A bearded man wearing glasses holds up a 3D printed gear-like object while the woman standing next to him looks on. The object is flat and six-sided, and it somewhat resembles a snowflake. The man has his mouth open, as if he is explaining something. The woman is wearing glasses and a blue lanyard with an ID card at the end.
Nontraditional funding sources, like crowdfunders, tend to respond best to medium-fidelity prototypes, which are functional but incomplete models. — Getty Images/gorodenkoff

When you first innovate a product, it’s hard to visualize your concept. A prototype is a model that looks, feels, and sometimes functions like the real thing. It can help secure funding, score buyers at trade shows, and improve your final product. But sharing a suboptimal prototype early in development can scare investors, and waiting until you’re close to the commercialization stage can hurt your chances of getting nontraditional funding, such as crowdsourcing.

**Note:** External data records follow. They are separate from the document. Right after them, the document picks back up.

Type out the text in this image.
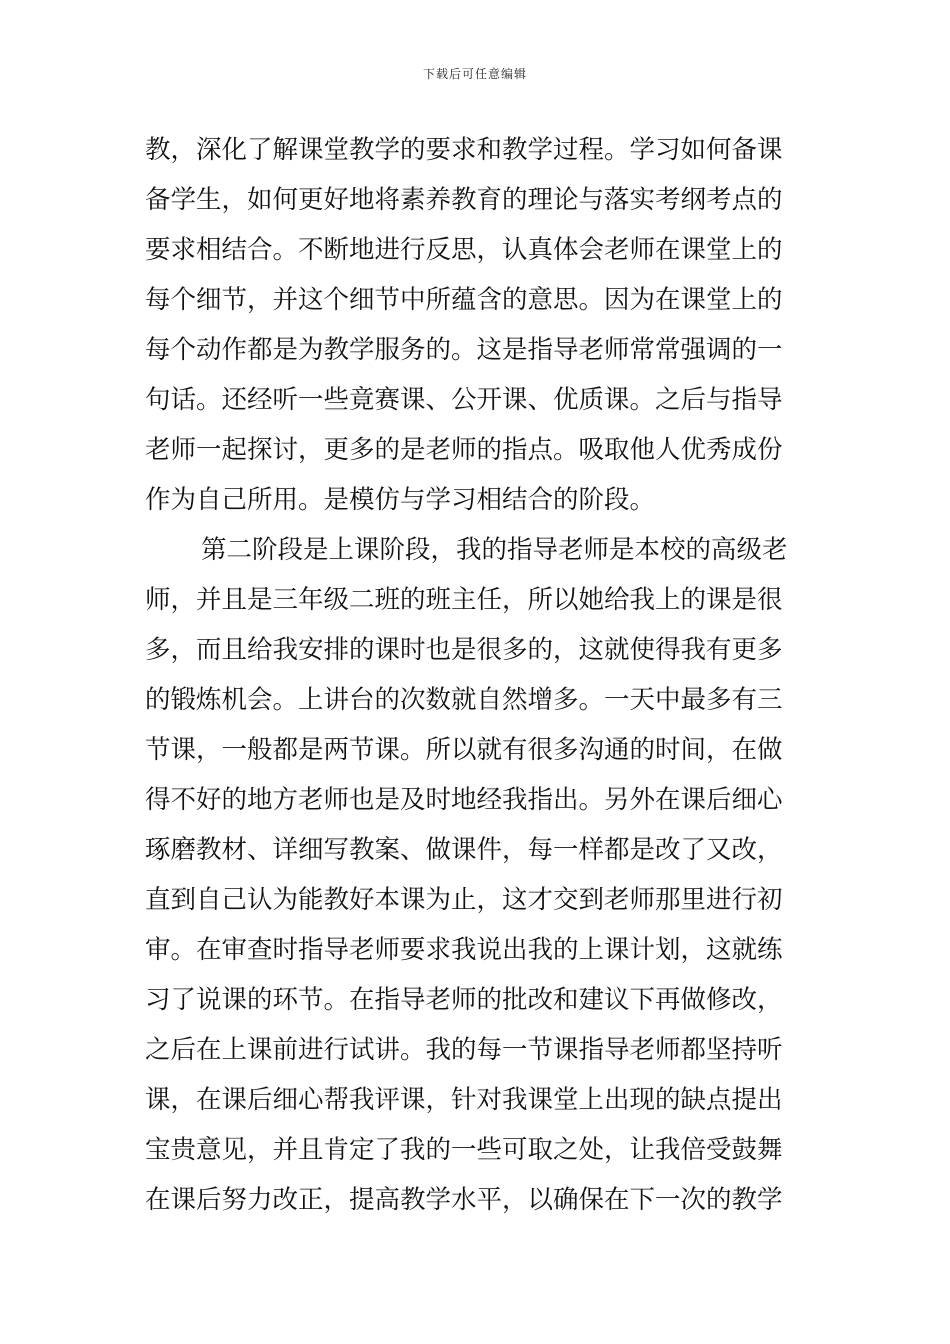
下载后可任意编辑
教，深化了解课堂教学的要求和教学过程。学习如何备课
备学生，如何更好地将素养教育的理论与落实考纲考点的
要求相结合。不断地进行反思，认真体会老师在课堂上的
每个细节，并这个细节中所蕴含的意思。因为在课堂上的
每个动作都是为教学服务的。这是指导老师常常强调的一
句话。还经听一些竟赛课、公开课、优质课。之后与指导
老师一起探讨，更多的是老师的指点。吸取他人优秀成份
作为自己所用。是模仿与学习相结合的阶段。
第二阶段是上课阶段，我的指导老师是本校的高级老
师，并且是三年级二班的班主任，所以她给我上的课是很
多，而且给我安排的课时也是很多的，这就使得我有更多
的锻炼机会。上讲台的次数就自然增多。一天中最多有三
节课，一般都是两节课。所以就有很多沟通的时间，在做
得不好的地方老师也是及时地经我指出。另外在课后细心
琢磨教材、详细写教案、做课件，每一样都是改了又改，
直到自己认为能教好本课为止，这才交到老师那里进行初
审。在审查时指导老师要求我说出我的上课计划，这就练
习了说课的环节。在指导老师的批改和建议下再做修改，
之后在上课前进行试讲。我的每一节课指导老师都坚持听
课，在课后细心帮我评课，针对我课堂上出现的缺点提出
宝贵意见，并且肯定了我的一些可取之处，让我倍受鼓舞
在课后努力改正，提高教学水平，以确保在下一次的教学
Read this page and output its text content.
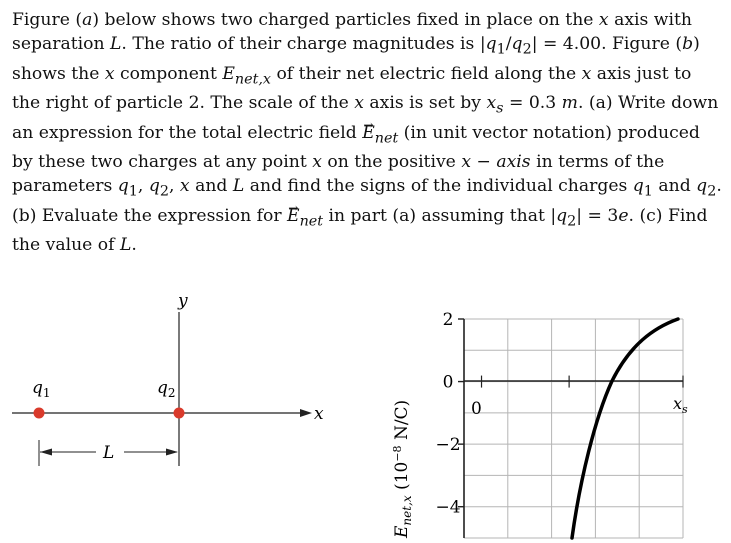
Figure (a) below shows two charged particles fixed in place on the x axis with separation L. The ratio of their charge magnitudes is $|q_1/q_2| = 4.00$. Figure (b) shows the x component $E_{net,x}$ of their net electric field along the x axis just to the right of particle 2. The scale of the x axis is set by $x_s = 0.3$ m. (a) Write down an expression for the total electric field → $E_{net}$ (in unit vector notation) produced by these two charges at any point x on the positive x − axis in terms of the parameters $q_1$, $q_2$, x and L and find the signs of the individual charges $q_1$ and $q_2$. (b) Evaluate the expression for → $E_{net}$ in part (a) assuming that $|q_2| = 3e$. (c) Find the value of L.

$q_1$	$q_2$
y
x
L
2
0
−2
−4
0	$x_s$
$E_{net,x}$ ($10^{-8}$ N/C)
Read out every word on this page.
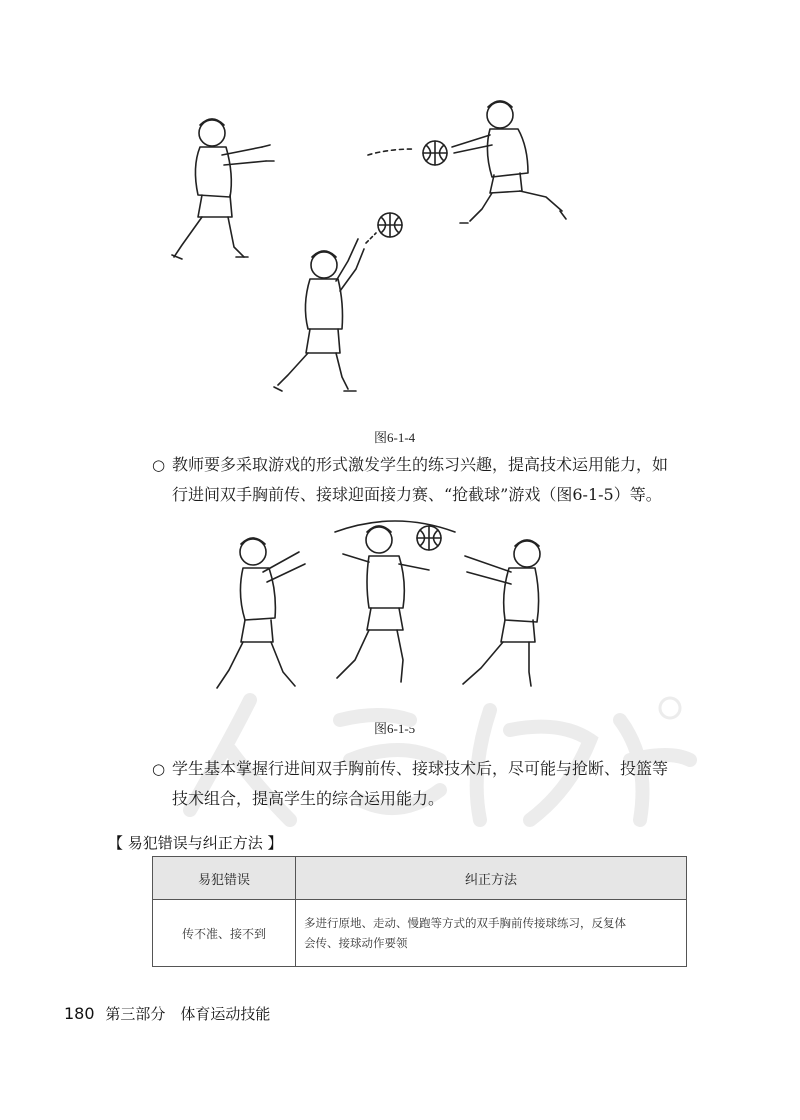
图6-1-4
○ 教师要多采取游戏的形式激发学生的练习兴趣，提高技术运用能力，如
行进间双手胸前传、接球迎面接力赛、“抢截球”游戏（图6-1-5）等。
图6-1-5
○ 学生基本掌握行进间双手胸前传、接球技术后，尽可能与抢断、投篮等
技术组合，提高学生的综合运用能力。
【 易犯错误与纠正方法 】
易犯错误	纠正方法
传不准、接不到	多进行原地、走动、慢跑等方式的双手胸前传接球练习，反复体
会传、接球动作要领
180 第三部分　体育运动技能
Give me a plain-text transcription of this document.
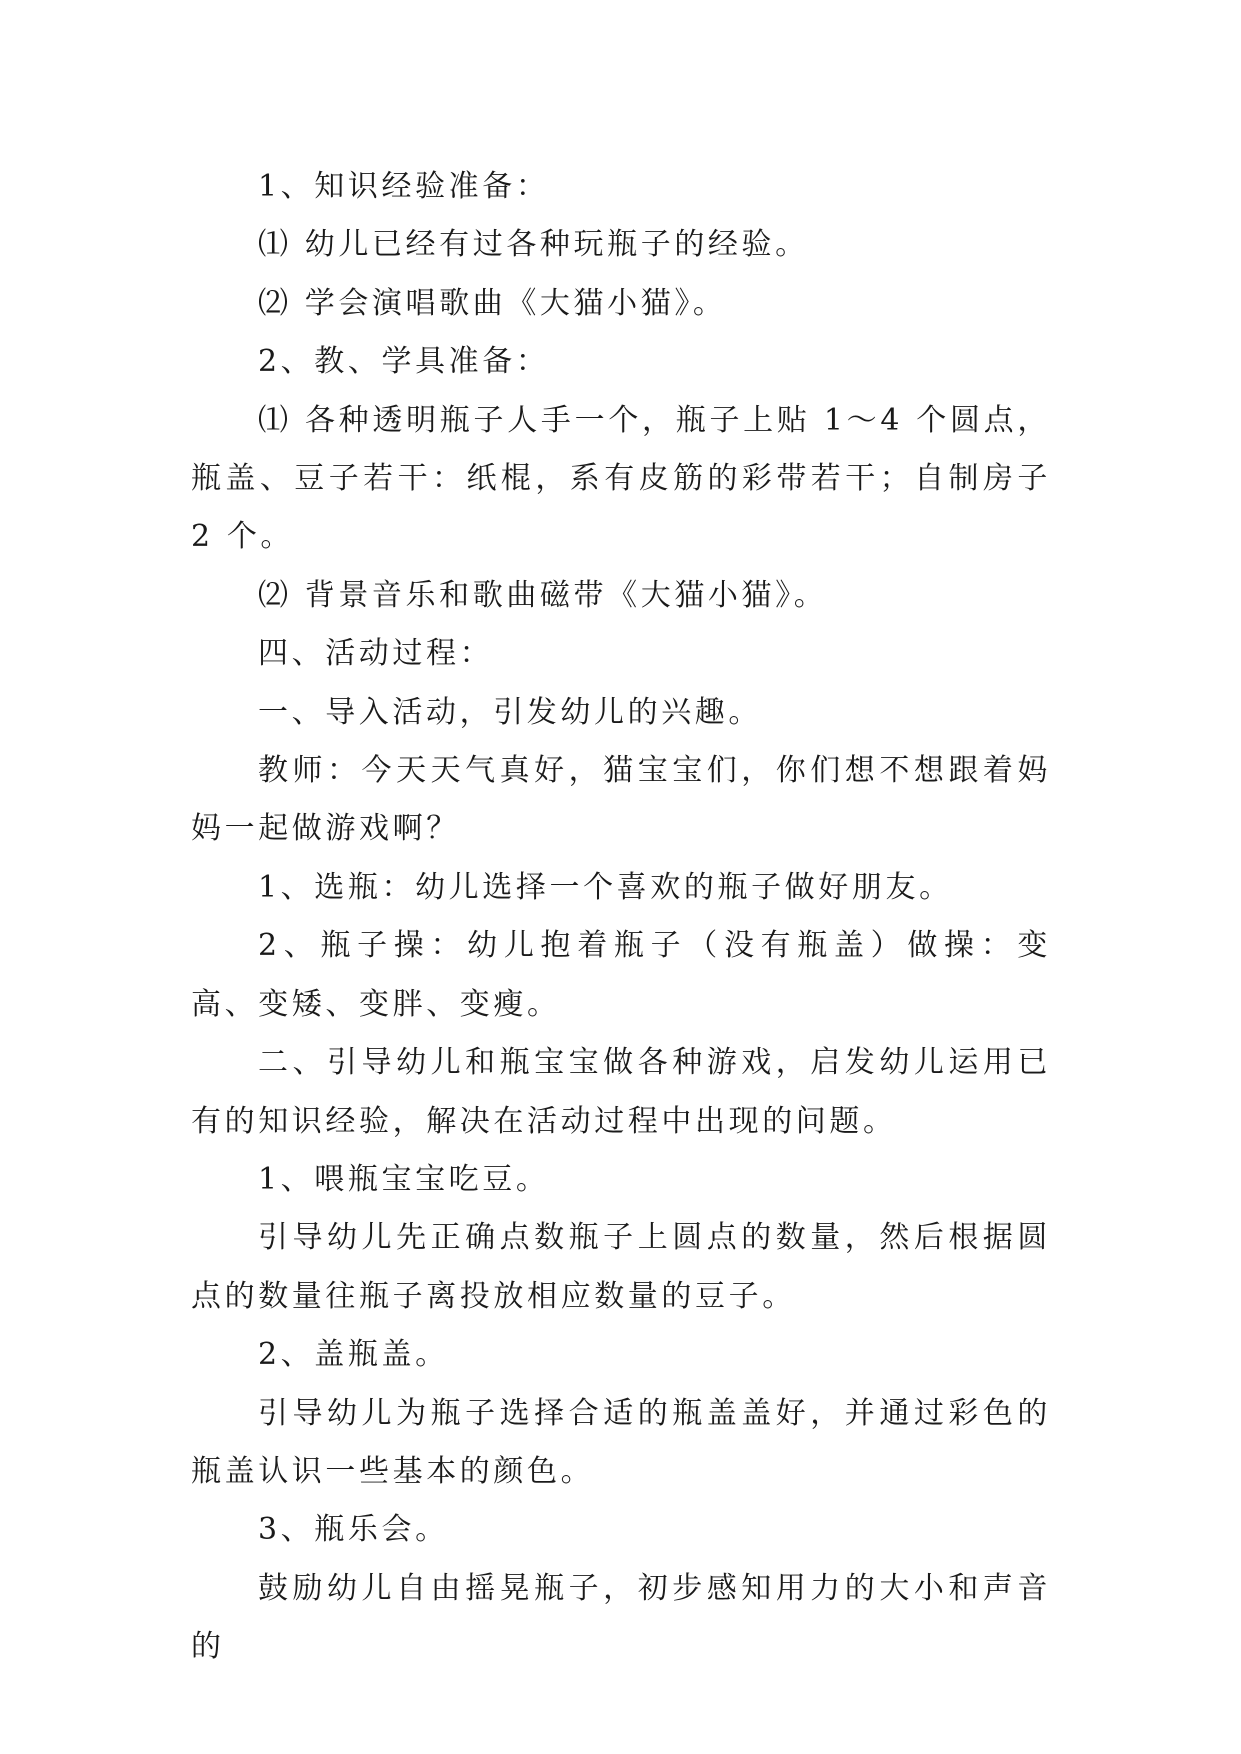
1、知识经验准备：

⑴ 幼儿已经有过各种玩瓶子的经验。

⑵ 学会演唱歌曲《大猫小猫》。

2、教、学具准备：

⑴ 各种透明瓶子人手一个，瓶子上贴 1～4 个圆点，瓶盖、豆子若干：纸棍，系有皮筋的彩带若干；自制房子 2 个。

⑵ 背景音乐和歌曲磁带《大猫小猫》。

四、活动过程：

一、导入活动，引发幼儿的兴趣。

教师：今天天气真好，猫宝宝们，你们想不想跟着妈妈一起做游戏啊？

1、选瓶：幼儿选择一个喜欢的瓶子做好朋友。

2、瓶子操：幼儿抱着瓶子（没有瓶盖）做操：变高、变矮、变胖、变瘦。

二、引导幼儿和瓶宝宝做各种游戏，启发幼儿运用已有的知识经验，解决在活动过程中出现的问题。

1、喂瓶宝宝吃豆。

引导幼儿先正确点数瓶子上圆点的数量，然后根据圆点的数量往瓶子离投放相应数量的豆子。

2、盖瓶盖。

引导幼儿为瓶子选择合适的瓶盖盖好，并通过彩色的瓶盖认识一些基本的颜色。

3、瓶乐会。

鼓励幼儿自由摇晃瓶子，初步感知用力的大小和声音的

We explored new information from Copenhagen Business School to determine the best times to share prototypes. Decide what’s right for you by learning about the importance of prototype fidelity and the advantages and drawbacks of different approaches.

Why prototype fidelity matters

Creating a prototype can alleviate viability concerns and help you get external funding. But prototype fidelity affects outcomes. Prototype fidelity refers to how closely the model resembles the final product (look, feel, and functionality). Low-fidelity prototypes (proof-of-concept models) are a good starting point during the conception stage. Sketches and diagrams can help you secure a patent, but investors may question the viability and quality of your invention.

A medium-fidelity prototype is functional and can persuade some funders to invest. However, traditional financers (venture capitalists and banks) may find that the risks at this stage outweigh the rewards. Since conventional funders typically focus on the financial return of their investment, having a top-notch model (a high-fidelity prototype) is essential. So, should you wait until the final phases to share your invention? And what if you need funds during the development process?

[Read more: A Guide to Funding Your Business at Every Stage]

The argument for sharing your prototype during development

While there are benefits to sharing your invention at the end stages, many innovators need financing for research and development. Sharing your prototype at the right time can help you get financial and creative support. The American Association for the Advancement of Science (AAAS) reported on new research from Copenhagen Business School, which found that “prototypes may not be universally beneficial for resource acquisition.”

Although “there is consensus that prototypes have a positive effect on venture resource acquisition,” researchers discovered that more isn’t always better. The new study, published in the Journal of Business Venturing, found that both a suboptimal (low-fidelity) prototype and a near-perfect (high-fidelity) model negatively affected funding ability through nontraditional methods. Indeed, “moderate, rather than high, prototype fidelity is more effective in gaining support through online crowdfunding.”

Typically, inventors create a prototype with high fidelity when they’re nearing the commercialization stage, meaning they're almost ready to begin production.

Copenhagen Business School researchers define this as a prototype that “matches the final product in appearance and functionality but is made with different manufacturing materials and methods.” Finding the middle ground (medium-fidelity) resulted in the best results because investors are driven by more than a return on their investment. Crowdfunding investors “are also intrinsically motivated,” meaning they value “supporting the entrepreneurial process above and beyond their monetary contributions through co-creation activities.”

Sharing a prototype during the final stages of development can make funders feel like the inventor doesn’t want to or can’t consider their opinions. As a result, there’s a “decrease in psychological ownership on the part of funders, leading to lower levels of support for the project and consequently less funding.”

Reasons for sharing your prototype in later stages

Typically, inventors create a prototype with high fidelity when they’re nearing the commercialization stage, meaning they're almost ready to begin production. Share a high-fidelity model if you’re bootstrapping during the development stages and don’t need external funding until the last phase. This suggests to investors that you’ve worked out the kinks, meaning less risk. End-stage prototypes are also helpful when pitching your invention or attending trade shows.

[Read more: Manufacturing a Product: How to Create a Prototype Testing Plan]

Considerations for physical versus digital inventions

Since co-creation is important to nontraditional investors, sharing your prototype before nearing commercialization is beneficial. However, this concept is less important if you have a purely digital invention. Copenhagen Business School’s study noted that a digital product is “editable throughout its entire [life cycle]” and “a high-fidelity prototype of a digital product does not necessarily impede co-creation, or only to a limited extent.” In comparison, a physical invention with a fixed design is much harder to change in the final phases, as are those with digital and physical components.

CO— aims to bring you inspiration from leading respected experts. However, before making any business decision, you should consult a professional who can advise you based on your individual situation.